Leo que los Mossos d’Esquadra han arrestado a dos de los jóvenes que agredieron en grupo a un chico de 17 años en Barcelona a comienzos de este mes. La brutal paliza que le propinaron, a pesar de que él no se defendía, fue grabada por una de las participantes y subida a Instagram, lo cual denota el ínfimo nivel de perspicacia de los agresores que, a tenor del testimonio de sus compañeros de clase, ya habían perpetrado actos parecidos en otras ocasiones.
Me pregunto cuál habría sido la provocación de la víctima para sufrir un castigo tan injusto como desproporcionado, o si la única causa de su desgracia fue ser considerado diferente al grupo.
Según las estadísticas, una de cada veinticinco personas es sociópata, trastorno de la personalidad que implica hostilidad y carencia de empatía. Es, además, una condición que no tiene cura, se nace y se muere sociópata.
Pongamos pues, que en una clase de instituto con treinta alumnos hay al menos un sociópata que atemoriza, manipula y persuade a los más débiles de que existe una identidad grupal excluyente de cualquier otra, que sofoca las demás lealtades y borra la compasión.
Como bien dijo Oscar Wilde “La mayoría de las personas son otras” porque imitan y siguen a los líderes. Así las cosas, las medidas de contención de estos sucesos deberían ir en dos direcciones: limitar el ámbito de acción de los sociópatas y reforzar la libertad, la conciencia de lo justo, de la diversidad y de las múltiples identidades de que está compuesta una persona sana.
La reducción de alguien a una raza, religión, clase social o forma de vestir, es un instrumento útil y necesario para la violencia sectaria.
Si la empatía es la capacidad de identificarse con alguien y compartir sus sentimientos y esto es imposible para el sociópata, al menos podremos redireccionar a los demás.
Las medidas de contención de estos sucesos deberían ir en dos direcciones: limitar el ámbito de acción de los sociópatas y reforzar la libertad, la conciencia de lo justo, de la diversidad y de las múltiples identidades de que está compuesta una persona sana.

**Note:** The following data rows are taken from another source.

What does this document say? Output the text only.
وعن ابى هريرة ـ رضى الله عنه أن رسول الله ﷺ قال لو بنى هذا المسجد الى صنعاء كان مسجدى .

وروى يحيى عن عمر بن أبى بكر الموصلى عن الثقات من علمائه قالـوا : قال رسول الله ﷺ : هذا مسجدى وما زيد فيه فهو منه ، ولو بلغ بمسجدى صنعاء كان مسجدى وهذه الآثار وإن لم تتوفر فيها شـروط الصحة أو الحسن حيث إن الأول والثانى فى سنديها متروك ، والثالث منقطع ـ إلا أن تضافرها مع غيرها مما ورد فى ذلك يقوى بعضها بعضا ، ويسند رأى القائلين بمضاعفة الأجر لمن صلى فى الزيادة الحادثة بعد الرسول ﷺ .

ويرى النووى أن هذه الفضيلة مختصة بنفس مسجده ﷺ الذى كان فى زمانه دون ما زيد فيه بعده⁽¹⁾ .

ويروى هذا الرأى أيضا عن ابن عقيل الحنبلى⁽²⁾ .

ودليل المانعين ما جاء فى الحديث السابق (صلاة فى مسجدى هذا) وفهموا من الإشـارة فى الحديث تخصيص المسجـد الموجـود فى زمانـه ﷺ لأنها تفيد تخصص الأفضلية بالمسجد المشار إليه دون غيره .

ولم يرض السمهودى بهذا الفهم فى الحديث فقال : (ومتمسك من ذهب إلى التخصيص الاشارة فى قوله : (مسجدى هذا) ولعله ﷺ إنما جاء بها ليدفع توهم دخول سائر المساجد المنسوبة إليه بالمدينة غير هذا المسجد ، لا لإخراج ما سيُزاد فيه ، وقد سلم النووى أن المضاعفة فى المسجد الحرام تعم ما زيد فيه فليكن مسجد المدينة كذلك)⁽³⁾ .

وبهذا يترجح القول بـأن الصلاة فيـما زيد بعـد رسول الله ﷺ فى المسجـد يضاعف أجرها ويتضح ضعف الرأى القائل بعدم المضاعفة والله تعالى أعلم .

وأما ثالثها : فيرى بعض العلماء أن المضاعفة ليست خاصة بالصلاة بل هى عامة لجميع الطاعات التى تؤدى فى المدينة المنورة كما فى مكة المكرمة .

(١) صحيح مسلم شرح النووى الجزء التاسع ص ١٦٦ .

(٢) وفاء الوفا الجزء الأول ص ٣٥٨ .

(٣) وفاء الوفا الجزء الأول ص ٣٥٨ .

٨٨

En este caso los hechos entran de lleno en un ilícito penal, pero la crueldad, como todos sabemos, el acoso puede ser muy sutil y persistente. Recordemos el caso de Diego, el niño de once años que se suicidó tras sufrir largos periodos de acoso escolar y que dejó una carta demoledora explicando cómo había llegado a desear la muerte antes que volver al colegio.
Poco importa si el violento lo es a causa de un trastorno de la personalidad, de su debilidad, o de haber sido él mismo víctima de un dolor que le llena de rabia. Detectarlo a tiempo es el reto. Cortar la influencia, evitar la lógica fragmentaria que divide y singulariza.
El caso es que el sufrimiento de los demás es el nuestro, y si algo hemos aprendido con hechos como la matanza de Columbine en 1999 cuando dos alumnos mataron a doce compañeros y a un profesor, es que el odio genera odio y es un veneno que tarde o temprano nos salpica a todos.